You know how they (whoever “they” are — probably the same people who got caught between a rock and a hard place) say you can’t judge a book by its cover? It’s true. The scariest cover in R.L. Stine’s Goosebumps series is, obviously, Night of the Living Dummy. Those cold, dead green eyes. Those freckles. Those weirdly arched eyebrows. But Night of the Living Dummy isn’t the scariest Goosebumps book. Not quite.

In a Q&A session to celebrate the 25th anniversary of Goosebumps (and, by extension, 25 years of scaring the snot out of children), Stine, the Stephen King of the ’90s playground crowd, told the story about one of his horror stories originally being too, well, horrific. “Usually my editors are saying to me, ‘Hype it up… make it scarier,'” he said. “[But] there was one time, very early, where I did a Goosebumps book and everyone thought I had gone too far.”
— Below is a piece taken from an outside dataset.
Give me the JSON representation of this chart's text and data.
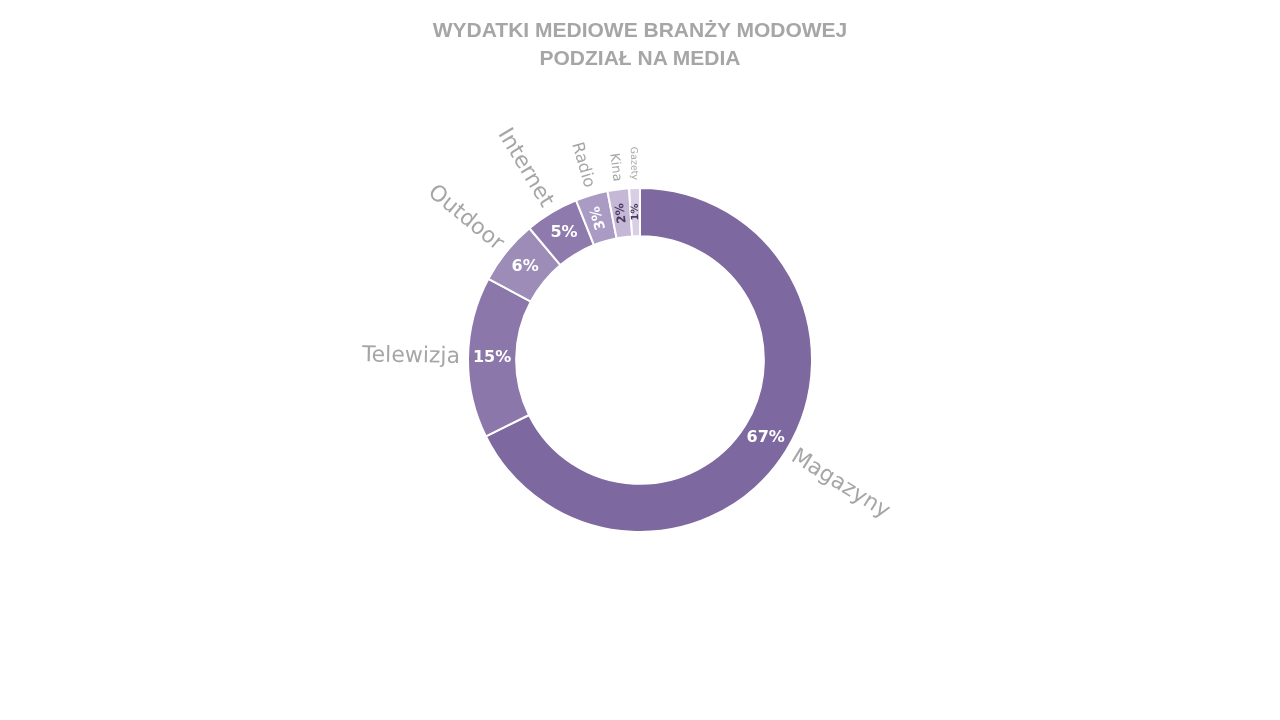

It was a very early Goosebumps book called The Girl Who Cried Monster. This girl realizes that the librarian is a monster. But no one will believe her. In my original manuscript, the librarian eats a kid. And everyone thought that maybe was going a little too far. They said, ‘You can’t eat a kid in Goosebumps.’ So I changed it. I put a big bowl of live turtles on the librarian’s desk. And every once in a while, the librarian would reach out and grab a turtle and chew it. Eat it up. Which actually is better than a kid. It’s crunchier. It’s a lot crunchier. And you can hear it. It’s more horrifying, I think.

That was the one time I went too far. (Via)

Between the potential cannibalism and turtle crunching, The Girl Who Cried Monster is Cannibal Holocaust for kiddies. Still not as scary as Slappy, though.